What is unequal crossing over?

Answer 15

• Recombination between sequences that are not the correct sequence but are very similar
• Often low copy number repeat sequences.

Question 16

What are the 2 globin genes?

Answer 16

• Two clusters
• Alpha-like are on chromosome 16 – 3 genes and 3 pseudogenes
• Beta-like are on chromosome 11 – 5 genes and 1 pseudogene
• The genes are arranged in order of expression during development.

Question 17

Evolution of the globin gene clusters.

Answer 17

Very clear that globin genes have evolved though duplication and accumulation of mutations (divergence)

Some are functioning genes and some are not (pseudogenes)

Divergence of promoters has occurred so they bind different transcription factors and allow expression of genes at different stages of development (Embryo->Foetus->Postnatal)

Question 18

What are pseudogenes?

Answer 18

After gene duplication, one gene can maintain the original function and the other can diverge.

Pseudogenes typically have many mutations and are non-functional.

There are many of them in the genome.

They complicate PCR/sequencing/etc!

Question 19

What is Sickle Cell Disease?

Answer 19

Symptoms typically start at 5-6 months of age.

The main symptoms of SCD are:

• Anaemia – fatigue, restlessness, jaundice
• Acute pain episodes – “crises” – due to oxygen deprivation of tissues
• Increased frequency of infections – spleen damage
• Also stroke, pulmonary hypertension, gallstones, liver and kidney problems, joint problems, delayed puberty.

All this occurs due to ‘sickling’ of red blood cells. They can block blood vessels.

Question 20

What are the genetics of Sickle Cell Disease? Part 1

Answer 20

• A single base change in the beta-globin gene of Haemoglobin A = Haemoglobin S (HbS)
• Codon change is a GAG to GTG
• This is a Glu->Val at position 7 of the protein
• It is an autosomal recessive genetic disease
• The original mutation occurred ~7300 years ago

Question 21

What are the genetics of Sickle Cell Disease?

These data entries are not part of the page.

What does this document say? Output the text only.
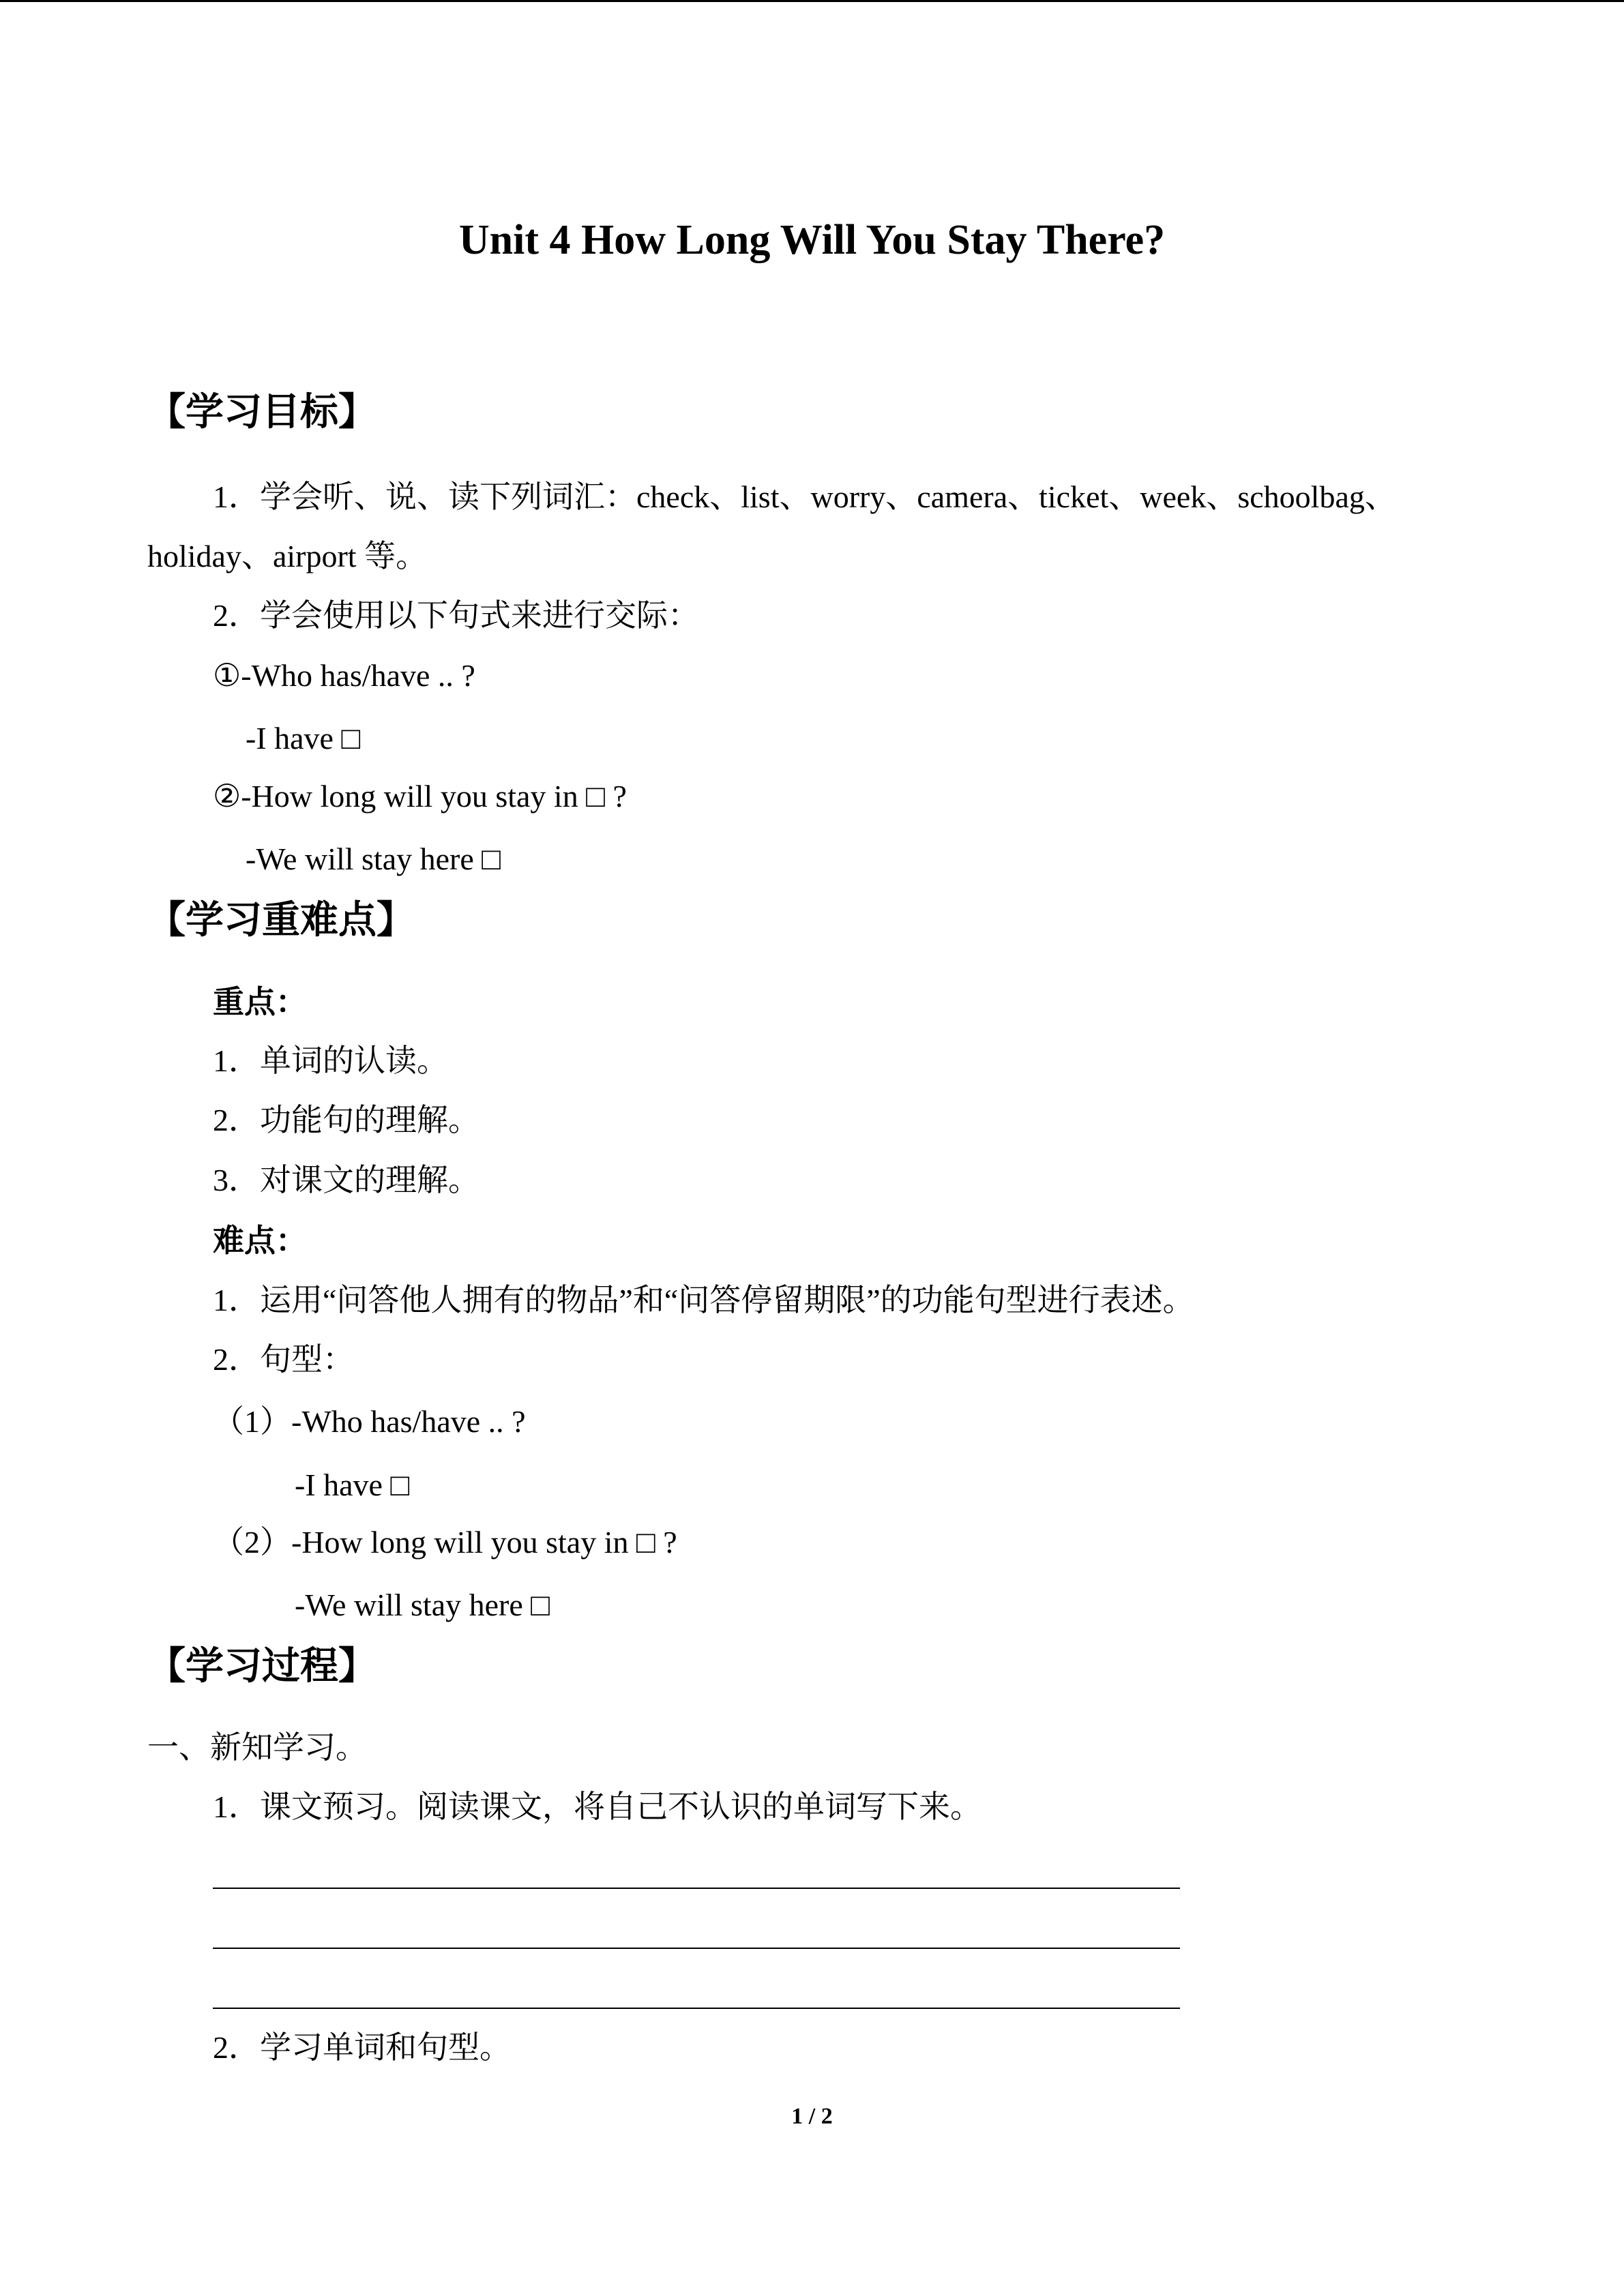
Unit 4 How Long Will You Stay There?
【学习目标】
1．学会听、说、读下列词汇：check、list、worry、camera、ticket、week、schoolbag、
holiday、airport 等。
2．学会使用以下句式来进行交际：
①-Who has/have .. ?
-I have □
②-How long will you stay in □ ?
-We will stay here □
【学习重难点】
重点：
1．单词的认读。
2．功能句的理解。
3．对课文的理解。
难点：
1．运用“问答他人拥有的物品”和“问答停留期限”的功能句型进行表述。
2．句型：
（1）-Who has/have .. ?
-I have □
（2）-How long will you stay in □ ?
-We will stay here □
【学习过程】
一、新知学习。
1．课文预习。阅读课文，将自己不认识的单词写下来。
2．学习单词和句型。
1 / 2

Part 2

Answer 21

If both parents have one copy of HbS then each child has a 1 in 4 chance of having sickle cell anaemia (two copies of HbS)

Sickle trait is common in African, Middle Eastern, Mediterranean and Indian populations and very rare in Northern Europe.

This is due to natural selection and the HbS gene.

Question 22

How does Natural Selection affect the HbS (Haemoglobin S) gene?

Answer 22

Two copies of the HbS variant has significant negative effects on reproductive ability - SCD

However, one copy of the HbS variant confers resistance to severe malaria

This “heterozygote advantage” means that the HbS variant is maintained in the population when otherwise it would have been selected against and lost.

Question 23

Summary

Answer 23

• Mutational processes can lead to genes being duplicated.
• They can also lead to new functions.
• Evolutionary pressure can be very strong and lead to maintenance of apparently damaging variants.
• Malaria and HbS is a good example of this.